Mal Waldron(マル・ウォルドロン)は1925年ニューヨーク生まれのジャズ・ピアニスト、作曲家。ビリー・ホリデイの伴奏者としても知られ、ビリー・ホリデイ死去の5か月前に、アルバム Left Alone(レフト・アローン)を制作しビリーが作詞マルが作曲の Left Alone は、スタンダード・ナンバーとなっています。2002年12月2日ベルギーのブリュッセルで77歳で他界されています。
「プラハの春」という単語は知っていますが、学生時代に世界史は無視してきたので何が起きたのか、よくわかっていませんので、ググります。
1968年4月に始まった「人間の顔をした社会主義」を掲げるドプチェクの指導の下で展開された、チェコスロヴァキアでの民主化運動。しかし、同1968年夏になると事態は急変、8月20日にソ連のブレジネフ政権は、ワルシャワ条約機構5ヵ国軍を侵攻させて軍事弾圧に踏み切り、市民の抗議の嵐の中をプラハの中心部を制圧、ドプチェクらを連行した。このチェコ事件によってプラハの春は踏みにじられてしまった。しかし、ゴルバチョフは1988年3月の新ベオグラード宣言の中でブレジネフ・ドクトリンの否定、東欧諸国へのソ連の内政不干渉を表明、1989年11月10日にベルリンの壁が破壊され、チェコスロバキアでも、1989年からの「ビロード革命」によって共産党体制は崩壊し自由化を実現した。この民主化運動自体を「プラハの春」と呼ぶこともあれば、チェコ事件を含めた期間の一連の流れを「プラハの春」と呼ぶこともあるらしい。
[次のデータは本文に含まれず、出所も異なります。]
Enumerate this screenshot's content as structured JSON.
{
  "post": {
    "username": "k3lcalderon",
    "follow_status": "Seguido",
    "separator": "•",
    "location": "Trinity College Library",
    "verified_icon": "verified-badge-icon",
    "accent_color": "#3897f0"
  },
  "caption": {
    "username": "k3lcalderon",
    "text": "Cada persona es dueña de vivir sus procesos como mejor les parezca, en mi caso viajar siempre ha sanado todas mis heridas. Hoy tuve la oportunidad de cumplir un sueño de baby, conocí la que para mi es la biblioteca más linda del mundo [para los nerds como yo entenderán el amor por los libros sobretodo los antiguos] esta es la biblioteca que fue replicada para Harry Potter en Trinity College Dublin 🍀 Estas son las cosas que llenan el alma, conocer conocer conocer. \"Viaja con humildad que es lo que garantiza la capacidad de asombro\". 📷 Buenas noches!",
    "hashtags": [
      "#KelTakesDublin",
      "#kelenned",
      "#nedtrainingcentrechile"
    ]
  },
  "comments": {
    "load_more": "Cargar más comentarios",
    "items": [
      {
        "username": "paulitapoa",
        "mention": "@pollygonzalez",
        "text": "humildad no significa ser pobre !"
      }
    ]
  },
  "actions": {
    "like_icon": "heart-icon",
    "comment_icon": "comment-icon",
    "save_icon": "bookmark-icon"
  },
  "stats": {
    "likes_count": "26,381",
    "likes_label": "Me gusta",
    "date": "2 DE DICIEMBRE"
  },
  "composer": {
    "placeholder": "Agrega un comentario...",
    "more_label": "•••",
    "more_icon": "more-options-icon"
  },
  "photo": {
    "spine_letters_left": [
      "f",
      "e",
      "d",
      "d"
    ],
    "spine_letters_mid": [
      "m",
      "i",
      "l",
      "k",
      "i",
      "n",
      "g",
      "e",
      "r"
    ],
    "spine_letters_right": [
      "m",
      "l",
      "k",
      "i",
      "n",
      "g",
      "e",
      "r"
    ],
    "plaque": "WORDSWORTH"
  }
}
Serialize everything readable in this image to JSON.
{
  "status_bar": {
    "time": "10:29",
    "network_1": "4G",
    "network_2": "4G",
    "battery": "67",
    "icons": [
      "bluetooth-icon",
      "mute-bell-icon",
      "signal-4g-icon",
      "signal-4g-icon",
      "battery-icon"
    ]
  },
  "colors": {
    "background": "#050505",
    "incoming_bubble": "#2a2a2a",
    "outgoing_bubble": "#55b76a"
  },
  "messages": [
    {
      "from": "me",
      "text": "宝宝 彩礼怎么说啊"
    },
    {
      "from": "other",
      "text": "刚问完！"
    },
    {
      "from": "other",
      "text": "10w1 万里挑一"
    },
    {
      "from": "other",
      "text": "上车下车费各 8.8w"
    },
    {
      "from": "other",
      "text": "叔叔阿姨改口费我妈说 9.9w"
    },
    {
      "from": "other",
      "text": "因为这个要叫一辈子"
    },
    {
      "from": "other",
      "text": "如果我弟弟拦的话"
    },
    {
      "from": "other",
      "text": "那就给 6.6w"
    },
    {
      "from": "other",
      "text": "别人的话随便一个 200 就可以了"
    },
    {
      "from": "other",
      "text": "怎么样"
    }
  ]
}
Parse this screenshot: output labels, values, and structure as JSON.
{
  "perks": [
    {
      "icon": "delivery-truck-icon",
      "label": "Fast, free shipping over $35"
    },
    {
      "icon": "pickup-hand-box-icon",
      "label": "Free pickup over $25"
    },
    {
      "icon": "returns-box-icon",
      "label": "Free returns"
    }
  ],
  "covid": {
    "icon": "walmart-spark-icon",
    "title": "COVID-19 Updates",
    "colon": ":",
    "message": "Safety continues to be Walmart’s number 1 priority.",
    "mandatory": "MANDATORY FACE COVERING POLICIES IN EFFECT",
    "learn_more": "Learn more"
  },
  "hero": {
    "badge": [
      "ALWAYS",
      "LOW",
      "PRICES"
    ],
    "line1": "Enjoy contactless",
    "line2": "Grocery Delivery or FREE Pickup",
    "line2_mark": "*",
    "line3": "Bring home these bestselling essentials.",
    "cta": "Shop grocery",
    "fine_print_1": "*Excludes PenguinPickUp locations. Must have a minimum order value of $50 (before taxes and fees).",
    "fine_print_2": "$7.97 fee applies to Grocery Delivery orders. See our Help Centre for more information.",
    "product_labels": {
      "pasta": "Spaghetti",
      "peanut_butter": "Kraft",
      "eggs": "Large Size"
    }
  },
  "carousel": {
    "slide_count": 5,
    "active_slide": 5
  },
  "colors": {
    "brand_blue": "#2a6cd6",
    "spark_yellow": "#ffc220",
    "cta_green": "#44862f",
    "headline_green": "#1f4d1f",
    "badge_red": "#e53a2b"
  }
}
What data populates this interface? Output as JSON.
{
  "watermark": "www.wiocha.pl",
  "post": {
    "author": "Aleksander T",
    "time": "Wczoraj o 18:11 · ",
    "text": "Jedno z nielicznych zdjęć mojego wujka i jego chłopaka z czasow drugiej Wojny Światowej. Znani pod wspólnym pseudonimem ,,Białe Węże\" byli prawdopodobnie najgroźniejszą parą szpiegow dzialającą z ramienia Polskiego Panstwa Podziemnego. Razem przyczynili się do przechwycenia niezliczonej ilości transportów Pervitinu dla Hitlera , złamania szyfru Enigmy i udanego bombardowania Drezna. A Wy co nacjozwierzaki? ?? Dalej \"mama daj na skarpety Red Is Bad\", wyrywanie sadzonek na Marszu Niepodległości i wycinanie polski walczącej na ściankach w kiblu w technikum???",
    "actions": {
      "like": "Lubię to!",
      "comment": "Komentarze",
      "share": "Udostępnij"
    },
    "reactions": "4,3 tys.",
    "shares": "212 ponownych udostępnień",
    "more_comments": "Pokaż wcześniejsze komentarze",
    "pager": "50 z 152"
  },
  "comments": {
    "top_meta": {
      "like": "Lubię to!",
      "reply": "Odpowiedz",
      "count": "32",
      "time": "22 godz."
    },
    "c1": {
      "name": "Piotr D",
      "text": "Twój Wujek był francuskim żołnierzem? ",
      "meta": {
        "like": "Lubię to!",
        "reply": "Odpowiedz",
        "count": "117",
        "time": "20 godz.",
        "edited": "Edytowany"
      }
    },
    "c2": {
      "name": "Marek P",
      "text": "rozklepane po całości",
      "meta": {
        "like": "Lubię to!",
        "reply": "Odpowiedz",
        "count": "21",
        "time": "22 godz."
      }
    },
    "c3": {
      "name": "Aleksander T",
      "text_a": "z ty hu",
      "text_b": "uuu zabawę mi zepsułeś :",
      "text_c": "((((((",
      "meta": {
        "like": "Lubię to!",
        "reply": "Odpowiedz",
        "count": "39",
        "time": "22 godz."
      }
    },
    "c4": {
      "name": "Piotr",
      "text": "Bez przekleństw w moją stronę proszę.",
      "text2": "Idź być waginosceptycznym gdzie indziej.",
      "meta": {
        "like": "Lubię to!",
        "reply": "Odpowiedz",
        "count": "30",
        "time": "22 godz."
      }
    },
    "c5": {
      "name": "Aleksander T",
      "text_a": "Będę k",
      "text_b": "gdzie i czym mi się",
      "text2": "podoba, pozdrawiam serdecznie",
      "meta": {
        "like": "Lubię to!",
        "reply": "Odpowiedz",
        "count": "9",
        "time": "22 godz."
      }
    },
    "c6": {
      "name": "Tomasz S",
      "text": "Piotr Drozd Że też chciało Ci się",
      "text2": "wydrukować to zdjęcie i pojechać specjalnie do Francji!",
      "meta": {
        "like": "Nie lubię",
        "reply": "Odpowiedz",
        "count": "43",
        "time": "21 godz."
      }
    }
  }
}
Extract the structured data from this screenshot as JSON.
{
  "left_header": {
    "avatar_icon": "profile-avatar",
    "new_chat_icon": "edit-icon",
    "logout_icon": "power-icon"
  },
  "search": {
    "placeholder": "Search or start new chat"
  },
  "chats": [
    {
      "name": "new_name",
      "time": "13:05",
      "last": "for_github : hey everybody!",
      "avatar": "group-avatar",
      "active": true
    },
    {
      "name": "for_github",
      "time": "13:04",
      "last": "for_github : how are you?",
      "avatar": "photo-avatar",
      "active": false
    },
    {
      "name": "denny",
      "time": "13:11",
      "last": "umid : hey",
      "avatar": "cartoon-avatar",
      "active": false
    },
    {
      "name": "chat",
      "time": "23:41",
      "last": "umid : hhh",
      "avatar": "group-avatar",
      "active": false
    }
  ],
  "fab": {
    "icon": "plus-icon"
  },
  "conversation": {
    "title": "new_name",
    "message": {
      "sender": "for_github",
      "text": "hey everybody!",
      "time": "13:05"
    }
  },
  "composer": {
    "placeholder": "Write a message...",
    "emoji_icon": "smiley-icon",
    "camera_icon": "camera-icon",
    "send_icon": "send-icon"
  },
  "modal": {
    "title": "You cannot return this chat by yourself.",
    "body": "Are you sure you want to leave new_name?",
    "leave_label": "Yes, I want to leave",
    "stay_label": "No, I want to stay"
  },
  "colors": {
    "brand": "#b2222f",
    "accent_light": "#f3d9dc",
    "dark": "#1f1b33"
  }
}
このアルバムは1990年にドイツ・ミュンヘンで録音された作品です。その後1989年にベルリンの壁が崩壊し、ルーマニアのチャウシェスク王朝が吹きとび社会主義が崩壊。国内の秘密警察網が整備強化されて国民同士の監視と秘密警察への密告が奨励され、旧東ドイツと並んで東欧で最悪の警察国家となった。チェコがスロバキアと合併していたチェコスロバキアの時代、スターリン的抑圧に対する不満が爆発して、スロバキア人のドプチェク率いる政権が誕生し、自由化・民主化路線が布かれた訳です。1966年以降は、西ドイツのミュンヘンに住んで音楽活動を続けていた マルにとってはとてつもない環境の変化が周りに起きていた訳で、このアルバムは「プラハの春」と呼ばれる1968年の自由化の波という社会的なテーマを取り上げショパンの「革命」で幕を開ける本作が、旧ソ連によって叩き潰された「プラハの春」へのオマージュであるということで背景は、かなり重いアルバムですね。(そんな気はしていましたが調べるまで分かりませんでした)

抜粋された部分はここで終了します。